I’ve been working on a branch that enables Arrow schema’s using Dictionary columns to convert into Delta schema, using the dictionary value type, also changed how the partition stringification works so it works when partition column is encoded as Dictionary in Arrow. This cleans up some ergonomics around these columns we’re dealing with and prevents failures doing schema conversions.
One thing we’d like to also leverage is to preserve dictionary encoding when reading out from Parquet. Parquet stores the arrow schema metadata when a batch is written out.
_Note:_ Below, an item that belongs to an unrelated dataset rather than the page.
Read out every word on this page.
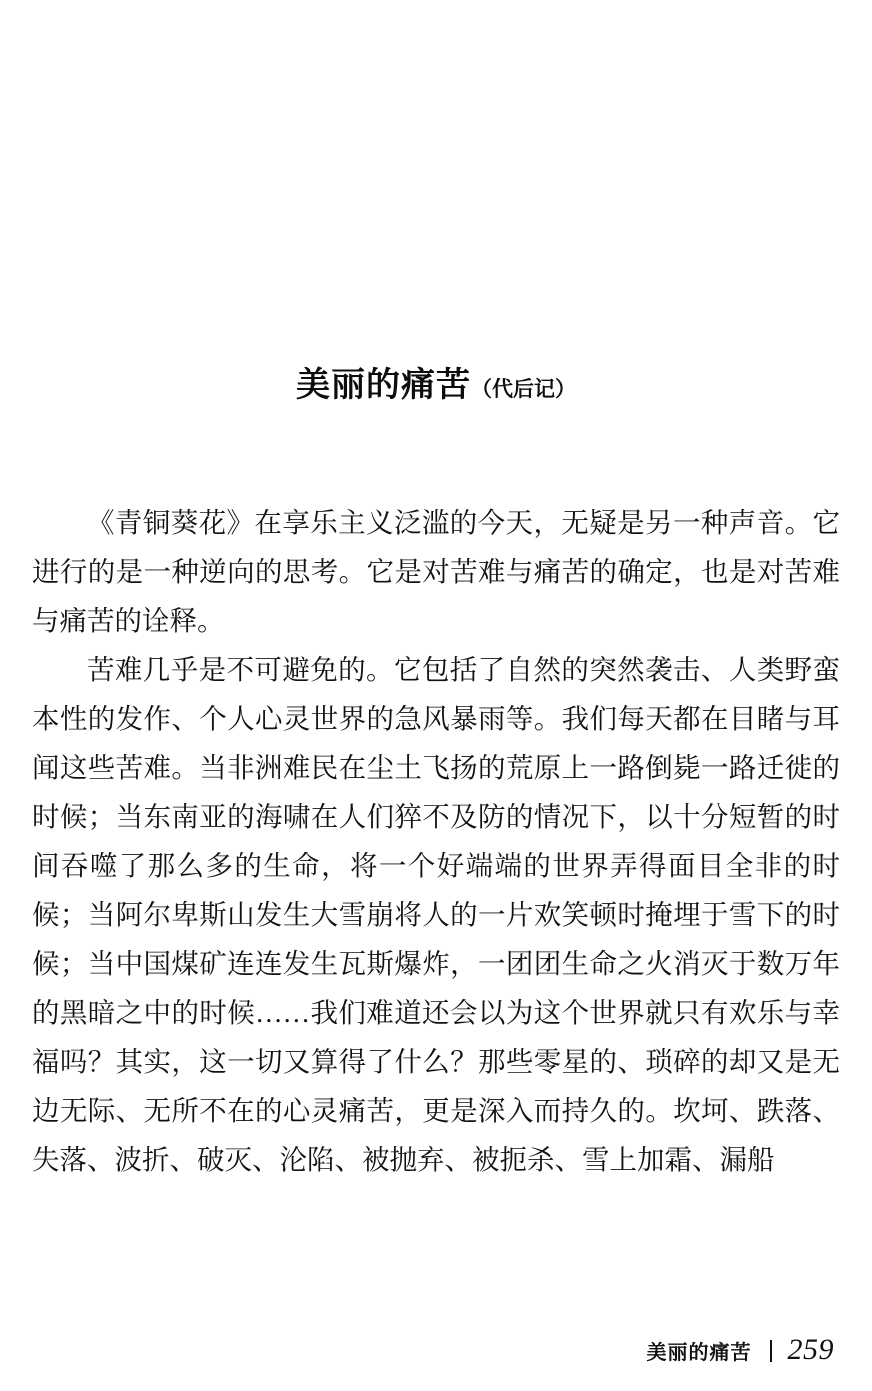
美丽的痛苦（代后记）

《青铜葵花》在享乐主义泛滥的今天，无疑是另一种声音。它进行的是一种逆向的思考。它是对苦难与痛苦的确定，也是对苦难与痛苦的诠释。

苦难几乎是不可避免的。它包括了自然的突然袭击、人类野蛮本性的发作、个人心灵世界的急风暴雨等。我们每天都在目睹与耳闻这些苦难。当非洲难民在尘土飞扬的荒原上一路倒毙一路迁徙的时候；当东南亚的海啸在人们猝不及防的情况下，以十分短暂的时间吞噬了那么多的生命，将一个好端端的世界弄得面目全非的时候；当阿尔卑斯山发生大雪崩将人的一片欢笑顿时掩埋于雪下的时候；当中国煤矿连连发生瓦斯爆炸，一团团生命之火消灭于数万年的黑暗之中的时候……我们难道还会以为这个世界就只有欢乐与幸福吗？其实，这一切又算得了什么？那些零星的、琐碎的却又是无边无际、无所不在的心灵痛苦，更是深入而持久的。坎坷、跌落、失落、波折、破灭、沦陷、被抛弃、被扼杀、雪上加霜、漏船

美丽的痛苦 259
However all the delta-rs write paths will convert to the Arrow schema for writing using the Delta schema which has no concept of Dictionary afaik.
So i’m coming up with ways ensure the Arrow schema has Dictionary columns where we want when its getting written out so Parquet will read them into dictionary columns when querying.
So far I have:
• when writing out, add option to use the write execution plan’s schema vs reading teh schema from delta and converting to arrow, some validation would still occur
◦ don’t like this as it hits more code paths and is a lower level detail that’s hard to communicate upwards to users using the API
• when defining a delta schema, add metadata to fields to suggest they should be encoded as dictionary. Then on Delta -> Arrow schema conversion that metadata is checked for, if present, wrap arrow type in Dictionary
◦ like this better, as its encoded into the delta schema, inline with how the parquet arrow schema hint works
◦ is this too specific to the rust/arrow impl though? is there a precedent for options/metadata that only apply to one delta impl?
Would love feedback and thoughts, thanks!